Professor Delaney is the newest member of the department and an applied sociocultural anthropologist with special interest in gender, international development, social inequalities, poverty, and qualitative research methodologies.
She strongly encourages both service work and fieldwork to be an integral part of her anthropology classes. She is also a strong proponent of study abroad. In Summer of 2008, she led a group of students to the South Pacific, where they completed service learning and a modified ethnographic field school in the Kingdom of Tonga.
Courses she teaches:
Dr. Delaney has worked in variety of applied settings and has provided programmatic and policy advice for international organizations such as the Peace Corps, The U.S. Agency for International Development, Refugees International, and a variety of other organizations working in Africa, Asia, and Latin America. Her applied work bridges the worlds of academia and public policy, providing ample opportunities for her students to see the “real world” applications of the anthropological perspective. She has worked in over 40 countries around the globe, most recently in Guatemala, El Salvador, and Angola.

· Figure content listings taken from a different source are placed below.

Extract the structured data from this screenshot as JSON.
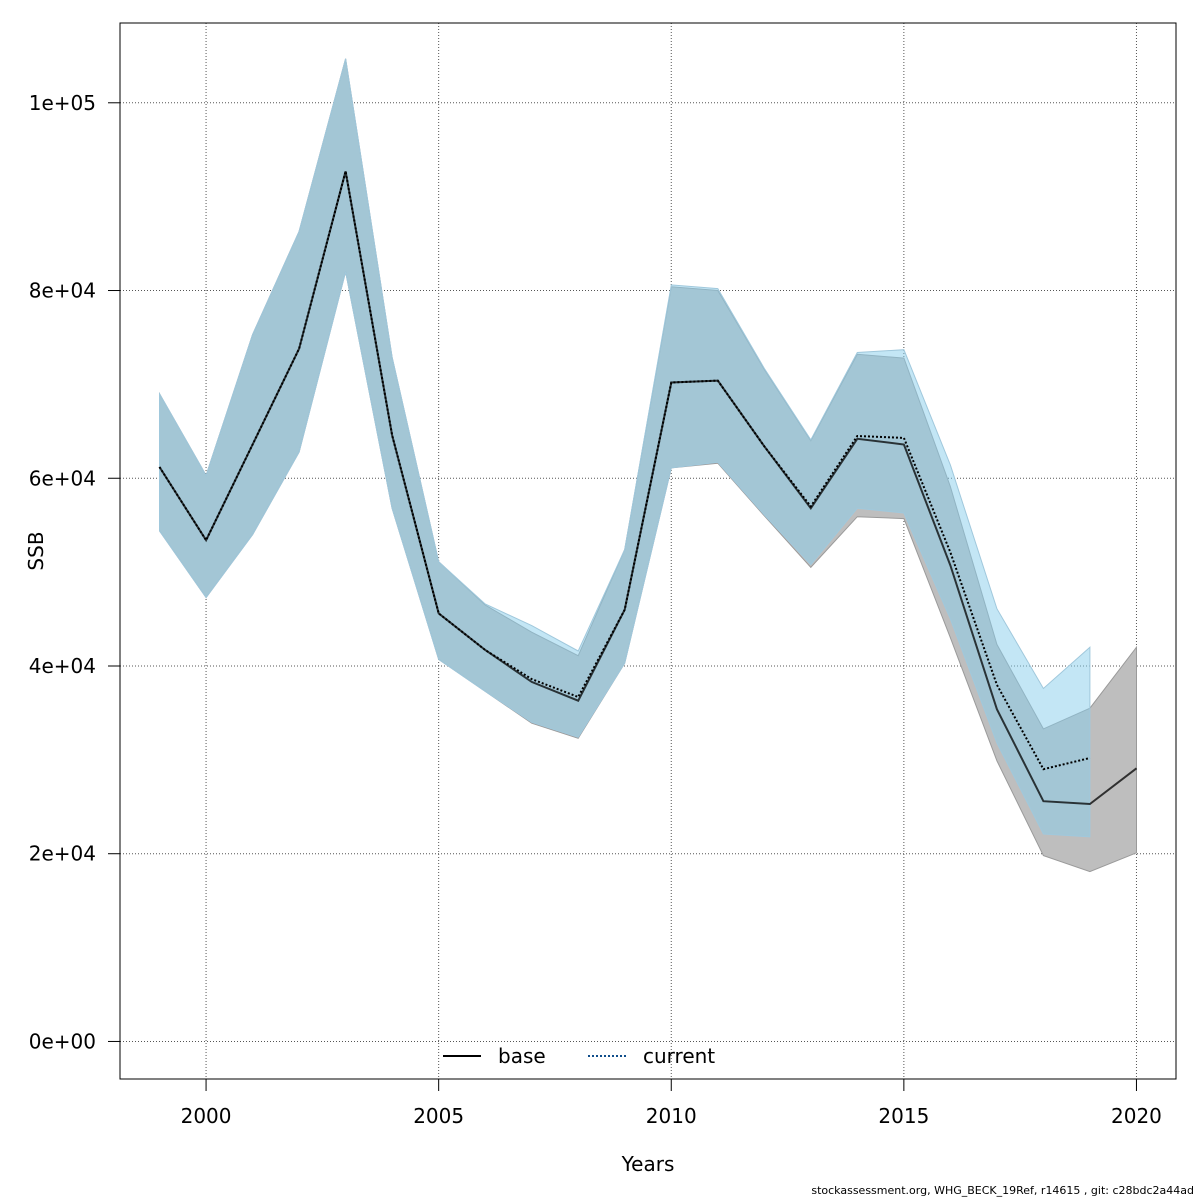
{
  "footer_text": "stockassessment.org, WHG_BECK_19Ref, r14615 , git: c28bdc2a44ad",
  "chart_data": {
    "type": "line",
    "title": "",
    "xlabel": "Years",
    "ylabel": "SSB",
    "xlim": [
      1998.15,
      2020.85
    ],
    "ylim": [
      -4000,
      108500
    ],
    "x_ticks": [
      2000,
      2005,
      2010,
      2015,
      2020
    ],
    "x_tick_labels": [
      "2000",
      "2005",
      "2010",
      "2015",
      "2020"
    ],
    "y_ticks": [
      0,
      20000,
      40000,
      60000,
      80000,
      100000
    ],
    "y_tick_labels": [
      "0e+00",
      "2e+04",
      "4e+04",
      "6e+04",
      "8e+04",
      "1e+05"
    ],
    "grid": true,
    "legend_position": "bottom-center",
    "colors": {
      "base_band": "#bebebe",
      "current_band": "#87ceeb",
      "base_line": "#000000",
      "current_line": "#104e8b"
    },
    "series": [
      {
        "name": "base",
        "style": "solid",
        "x": [
          1999,
          2000,
          2001,
          2002,
          2003,
          2004,
          2005,
          2006,
          2007,
          2008,
          2009,
          2010,
          2011,
          2012,
          2013,
          2014,
          2015,
          2016,
          2017,
          2018,
          2019,
          2020
        ],
        "values": [
          61200,
          53400,
          63600,
          73800,
          92700,
          64600,
          45600,
          41700,
          38300,
          36300,
          46000,
          70200,
          70400,
          63400,
          56800,
          64200,
          63600,
          50700,
          35400,
          25600,
          25300,
          29100
        ],
        "lower": [
          54400,
          47300,
          54000,
          62800,
          82000,
          56800,
          40700,
          37300,
          33900,
          32300,
          40300,
          61100,
          61600,
          56000,
          50500,
          55900,
          55700,
          43000,
          29900,
          19800,
          18100,
          20100
        ],
        "upper": [
          69000,
          60300,
          75300,
          86300,
          104700,
          72900,
          51100,
          46500,
          43600,
          41100,
          52400,
          80400,
          80000,
          71600,
          64000,
          73200,
          72800,
          59100,
          42300,
          33300,
          35500,
          42000
        ]
      },
      {
        "name": "current",
        "style": "dotted",
        "x": [
          1999,
          2000,
          2001,
          2002,
          2003,
          2004,
          2005,
          2006,
          2007,
          2008,
          2009,
          2010,
          2011,
          2012,
          2013,
          2014,
          2015,
          2016,
          2017,
          2018,
          2019
        ],
        "values": [
          61200,
          53400,
          63600,
          73800,
          92700,
          64600,
          45600,
          41700,
          38600,
          36700,
          46000,
          70200,
          70400,
          63400,
          57000,
          64500,
          64300,
          52100,
          38000,
          29000,
          30200
        ],
        "lower": [
          54400,
          47300,
          54000,
          62800,
          82000,
          56800,
          40700,
          37300,
          34000,
          32400,
          40300,
          61100,
          61700,
          56100,
          50800,
          56800,
          56300,
          45000,
          31800,
          22100,
          21800
        ],
        "upper": [
          69000,
          60300,
          75300,
          86300,
          104700,
          72900,
          51100,
          46600,
          44300,
          41600,
          52400,
          80600,
          80200,
          71700,
          64100,
          73400,
          73700,
          61400,
          46100,
          37600,
          42000
        ]
      }
    ]
  }
}
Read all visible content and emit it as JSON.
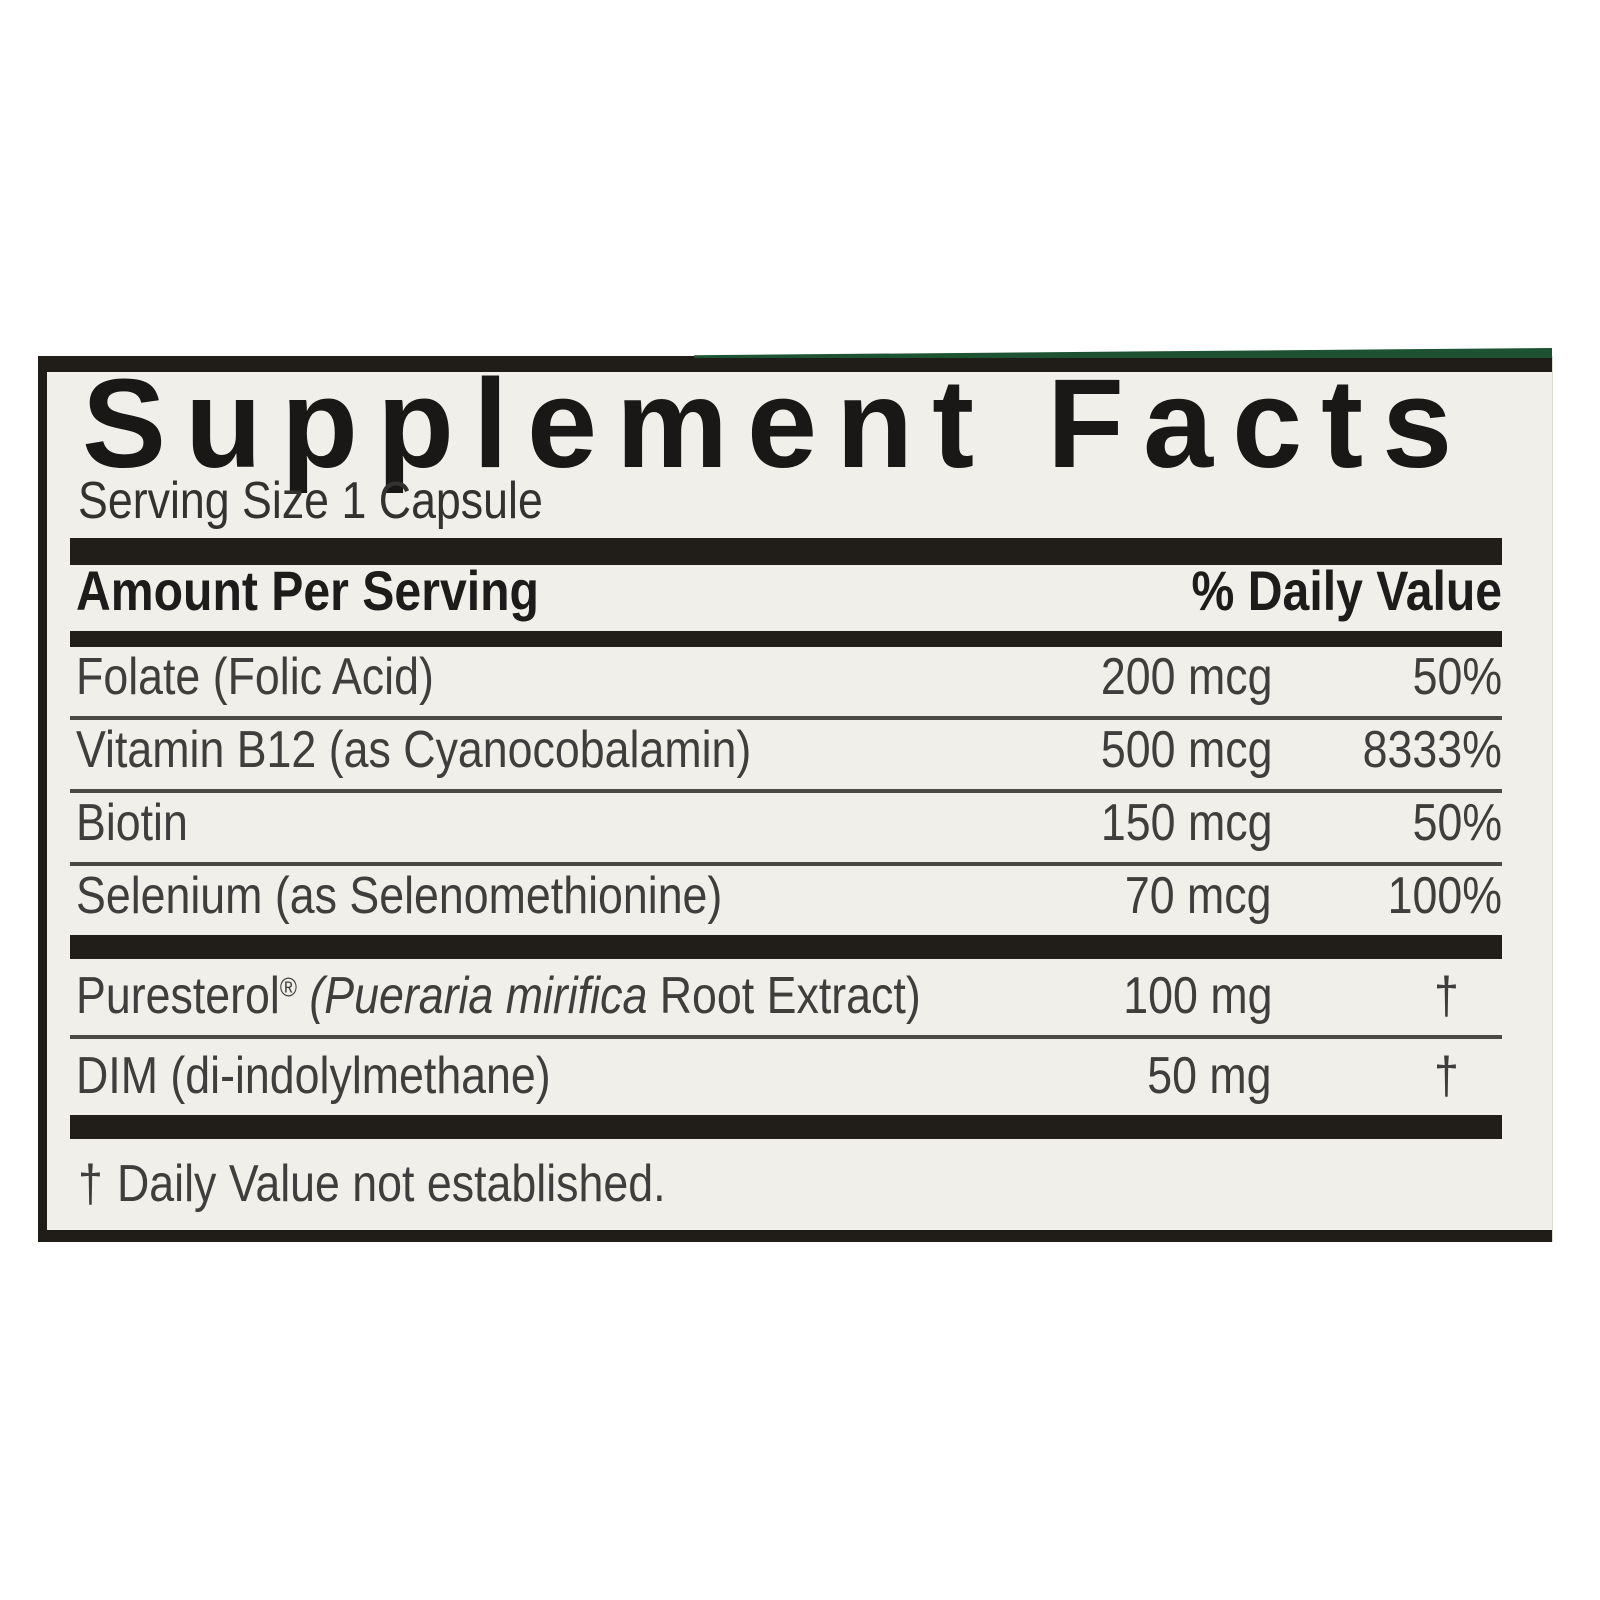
{
  "label": {
    "title": "Supplement Facts",
    "serving_size": "Serving Size 1 Capsule",
    "columns": {
      "amount_header": "Amount Per Serving",
      "dv_header": "% Daily Value"
    },
    "rows": [
      {
        "name": "Folate (Folic Acid)",
        "amount": "200 mcg",
        "dv": "50%"
      },
      {
        "name": "Vitamin B12 (as Cyanocobalamin)",
        "amount": "500 mcg",
        "dv": "8333%"
      },
      {
        "name": "Biotin",
        "amount": "150 mcg",
        "dv": "50%"
      },
      {
        "name": "Selenium (as Selenomethionine)",
        "amount": "70 mcg",
        "dv": "100%"
      },
      {
        "name_brand": "Puresterol",
        "reg_mark": "®",
        "name_italic": " (Pueraria mirifica ",
        "name_rest": "Root Extract)",
        "amount": "100 mg",
        "dv": "†"
      },
      {
        "name": "DIM (di-indolylmethane)",
        "amount": "50 mg",
        "dv": "†"
      }
    ],
    "footnote": {
      "symbol": "†",
      "text": "Daily Value not established."
    },
    "colors": {
      "label_background": "#f1efea",
      "bar_black": "#211d18",
      "body_text": "#3f3e3c",
      "accent_green_strip": "#1d5233"
    }
  }
}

Professor Delaney has also conducted long-term ethnographic research in two former Portuguese colonies, Brazil and Timor Leste. Her work in Timor, which was supported by a Fulbright grant in 2006-2007, examined the legacies of occupation and conflict and their impact on cultural identity there. Her recent article Who Burned Down Our House This Time?: Ethnography & Conflict in Timor Leste appears in Practicing Anthropology.